Durante i primi giorni della loro lunga permanenza nella tendopoli, nessuno scambio con l’esterno è stato consentito: persino alla senatrice Anna Maria Carloni, che intendeva sincerarsi sulle condizioni interne del campo, non è stato permesso l’accesso. E per quale ragione? «Disposizioni sanitarie», rispondevano i responsabili.
Col passare dei giorni, però, la scusa delle disposizioni sanitarie non ha retto più: si è capito che il governo stava solo prendendo tempo, alle prese con una discussione al suo interno che rischiava di incrinarne la stabilità. Dopo il voltafaccia di tutti gli altri paesi europei, l’Italia si ritrovava ad affrontare da sola il problema di questa invasione pacifica ed improvvisa, che non poteva certo essere risolta con il «fora de bal» sancito da Umberto Bossi e dalla Lega.

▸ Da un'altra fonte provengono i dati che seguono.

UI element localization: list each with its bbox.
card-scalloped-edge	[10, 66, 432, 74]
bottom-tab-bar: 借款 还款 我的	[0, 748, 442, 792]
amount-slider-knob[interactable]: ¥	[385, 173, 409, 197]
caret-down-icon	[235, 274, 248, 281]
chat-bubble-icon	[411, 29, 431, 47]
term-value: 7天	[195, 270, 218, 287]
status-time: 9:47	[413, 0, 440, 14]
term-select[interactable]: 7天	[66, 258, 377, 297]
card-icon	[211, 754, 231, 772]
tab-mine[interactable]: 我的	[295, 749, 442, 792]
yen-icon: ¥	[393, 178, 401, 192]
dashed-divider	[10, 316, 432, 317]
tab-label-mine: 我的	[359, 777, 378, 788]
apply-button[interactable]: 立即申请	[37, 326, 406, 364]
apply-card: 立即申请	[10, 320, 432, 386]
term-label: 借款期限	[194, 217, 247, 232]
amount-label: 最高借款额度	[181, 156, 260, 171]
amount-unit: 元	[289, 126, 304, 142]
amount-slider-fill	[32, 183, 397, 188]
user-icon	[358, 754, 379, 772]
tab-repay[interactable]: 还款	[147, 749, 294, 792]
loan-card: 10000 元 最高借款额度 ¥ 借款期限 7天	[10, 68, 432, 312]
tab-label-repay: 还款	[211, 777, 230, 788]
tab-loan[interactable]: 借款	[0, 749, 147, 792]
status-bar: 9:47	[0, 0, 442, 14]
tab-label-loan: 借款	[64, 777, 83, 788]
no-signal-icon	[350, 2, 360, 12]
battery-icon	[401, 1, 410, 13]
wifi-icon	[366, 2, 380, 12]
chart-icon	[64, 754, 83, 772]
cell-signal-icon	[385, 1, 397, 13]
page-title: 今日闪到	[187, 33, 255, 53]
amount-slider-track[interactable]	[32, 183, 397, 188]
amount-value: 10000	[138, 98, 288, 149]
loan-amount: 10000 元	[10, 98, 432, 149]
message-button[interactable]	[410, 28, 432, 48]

L’allestimento affidato alla Croce Rossa è risultato perfettamente in grado di adattarsi con rapidità all’emergenza: inizialmente predisposto ad accogliere ottocento persone, con cento tende da otto brande ciascuna, è stato ampliato per più della metà nel giro di poche ore. Ai volontari è stata affidata la direzione amministrativa del campo e l’assistenza. «Abbiamo impiegato più di cento persone – dice Francesco Cimmino, referente per la comunicazione della Croce rossa italiana Campania – con quaranta operatori fissi per volta, organizzati in turni. Accogliere un numero maggiore di persone ha comportato solo un adeguamento delle strutture, che in ogni caso eravamo già pronti ad affrontare». L’attività dei volontari è stata quindi tutta tesa a rendere il più confortevole possibile il soggiorno obbligato dei profughi nordafricani: tre pasti al giorno, distribuiti in tre grandi tende capaci di ospitare fino a quattrocento persone, la possibilità di utilizzare bagni allacciati alle fognature e provvisti di docce, visite mediche da parte dei sanitari dell’Asl con due presidi, uno fisso ed uno mobile. Un carico di vestiti contraffatti, sequestrati dalla Guardia di Finanza, è stato destinato ai profughi. «Ad un certo punto – racconta Cimmino – si è sparsa la notizia di cibo avariato distribuito agli immigrati. In realtà si trattava semplicemente di cibo condito con aceto, pietanza che in Tunisia e in Marocco non si è soliti usare.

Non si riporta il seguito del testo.